Butterdej Snail with Salmon
ReceptionsServings: 1 portion(s)
Ingredients for Butterdej Snail with Salmon
Egg for brushing | ||
Dill | ||
Pepper | ||
Garnish | ||
Lettuce leaves | ||
Salt | ||
½ | dl | Whipped cream |
½ | tbsp | Grated horseradish |
100 | g | Smoked salmon |
2 | pl | Puff pastry or 1 serving home-aver puff pastry |
2 | tbsp | Dried dill |
50 | g | Crème fraiche 38% |
Instructions for Butterdej Snail with Salmon
To prepare the Butterdej Snail with Salmon recipe, please follow these instructions:
The butterdough plates are rolled out and put together to a size of about 20 x 36. The butterdejen is brushed with egg whipped egg and the dill is spread over.

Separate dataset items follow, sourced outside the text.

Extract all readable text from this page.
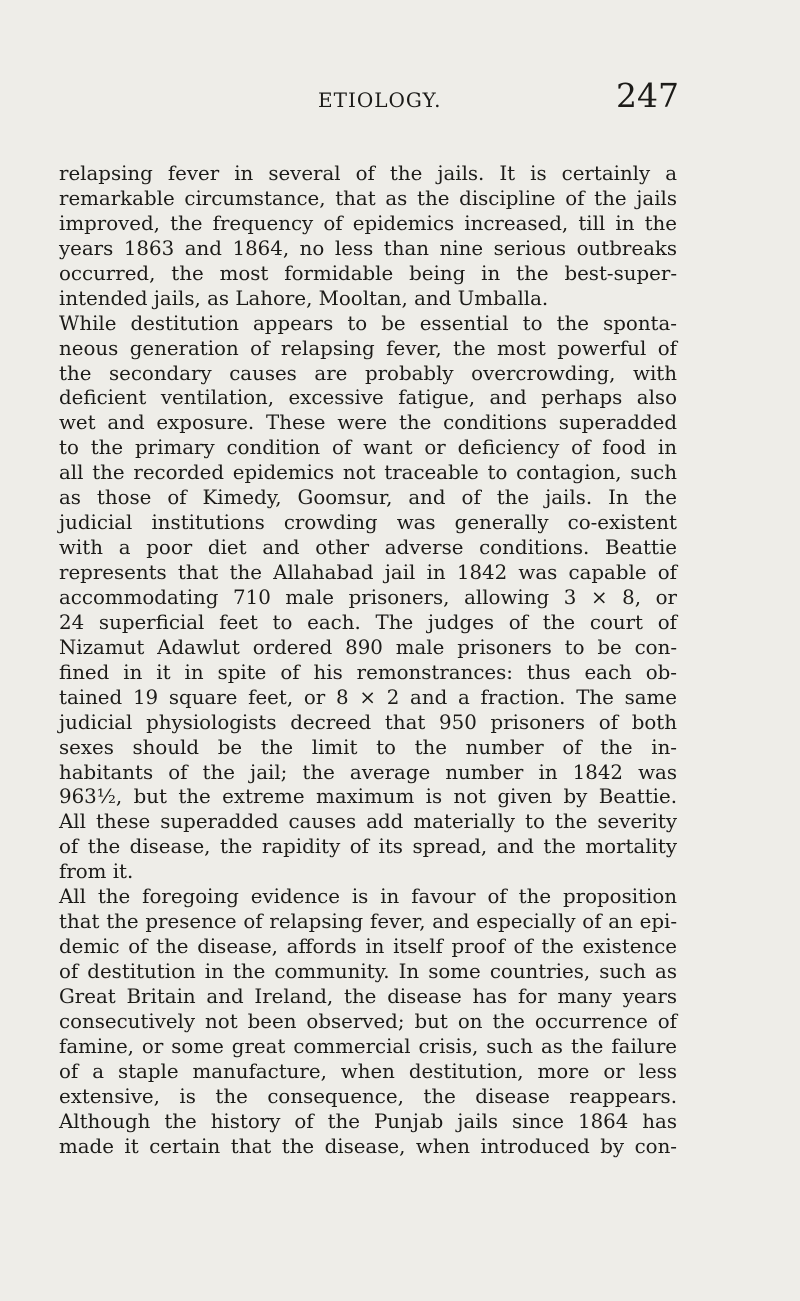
ETIOLOGY.	247
relapsing fever in several of the jails. It is certainly a
remarkable circumstance, that as the discipline of the jails
improved, the frequency of epidemics increased, till in the
years 1863 and 1864, no less than nine serious outbreaks
occurred, the most formidable being in the best-super-
intended jails, as Lahore, Mooltan, and Umballa.
While destitution appears to be essential to the sponta-
neous generation of relapsing fever, the most powerful of
the secondary causes are probably overcrowding, with
deficient ventilation, excessive fatigue, and perhaps also
wet and exposure. These were the conditions superadded
to the primary condition of want or deficiency of food in
all the recorded epidemics not traceable to contagion, such
as those of Kimedy, Goomsur, and of the jails. In the
judicial institutions crowding was generally co-existent
with a poor diet and other adverse conditions. Beattie
represents that the Allahabad jail in 1842 was capable of
accommodating 710 male prisoners, allowing 3 × 8, or
24 superficial feet to each. The judges of the court of
Nizamut Adawlut ordered 890 male prisoners to be con-
fined in it in spite of his remonstrances: thus each ob-
tained 19 square feet, or 8 × 2 and a fraction. The same
judicial physiologists decreed that 950 prisoners of both
sexes should be the limit to the number of the in-
habitants of the jail; the average number in 1842 was
963½, but the extreme maximum is not given by Beattie.
All these superadded causes add materially to the severity
of the disease, the rapidity of its spread, and the mortality
from it.
All the foregoing evidence is in favour of the proposition
that the presence of relapsing fever, and especially of an epi-
demic of the disease, affords in itself proof of the existence
of destitution in the community. In some countries, such as
Great Britain and Ireland, the disease has for many years
consecutively not been observed; but on the occurrence of
famine, or some great commercial crisis, such as the failure
of a staple manufacture, when destitution, more or less
extensive, is the consequence, the disease reappears.
Although the history of the Punjab jails since 1864 has
made it certain that the disease, when introduced by con-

Butter the butter rolled into a thick sausage about 20 cm and cut into about 1 cm thick slices. Put the snails on baking paper on a plate and lightly squeeze and brush with eggs.

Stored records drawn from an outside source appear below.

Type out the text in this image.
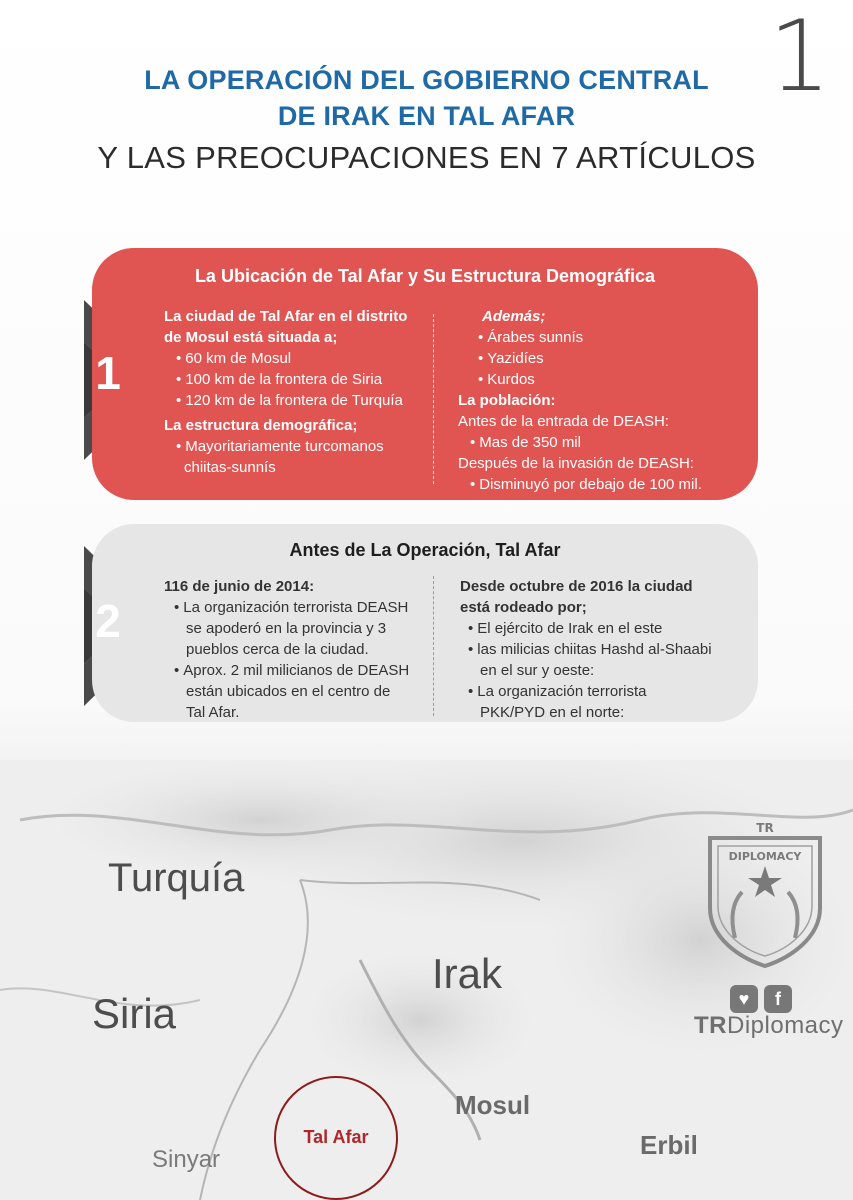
1
LA OPERACIÓN DEL GOBIERNO CENTRAL
DE IRAK EN TAL AFAR
Y LAS PREOCUPACIONES EN 7 ARTÍCULOS
La Ubicación de Tal Afar y Su Estructura Demográfica
La ciudad de Tal Afar en el distrito
de Mosul está situada a;
• 60 km de Mosul
• 100 km de la frontera de Siria
• 120 km de la frontera de Turquía
La estructura demográfica;
• Mayoritariamente turcomanos
chiitas-sunnís
Además;
• Árabes sunnís
• Yazidíes
• Kurdos
La población:
Antes de la entrada de DEASH:
• Mas de 350 mil
Después de la invasión de DEASH:
• Disminuyó por debajo de 100 mil.
1
Antes de La Operación, Tal Afar
116 de junio de 2014:
• La organización terrorista DEASH
se apoderó en la provincia y 3
pueblos cerca de la ciudad.
• Aprox. 2 mil milicianos de DEASH
están ubicados en el centro de
Tal Afar.
Desde octubre de 2016 la ciudad
está rodeado por;
• El ejército de Irak en el este
• las milicias chiitas Hashd al-Shaabi
en el sur y oeste:
• La organización terrorista
PKK/PYD en el norte:
2
Turquía
Siria
Irak
Mosul
Erbil
Sinyar
Tal Afar
TR
DIPLOMACY
♥ f
TRDiplomacy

Bake in the oven for about 14 minutes at 200 degrees C. alm. Oven and cool.
Cream the cream fry and horseradish together and season with salt and pepper. The cream is whipped to soft foam and turned into the cream.
The snails are put together two and two with horseradish cream and smoked salmon. The dish is decorated with lettuce leaves.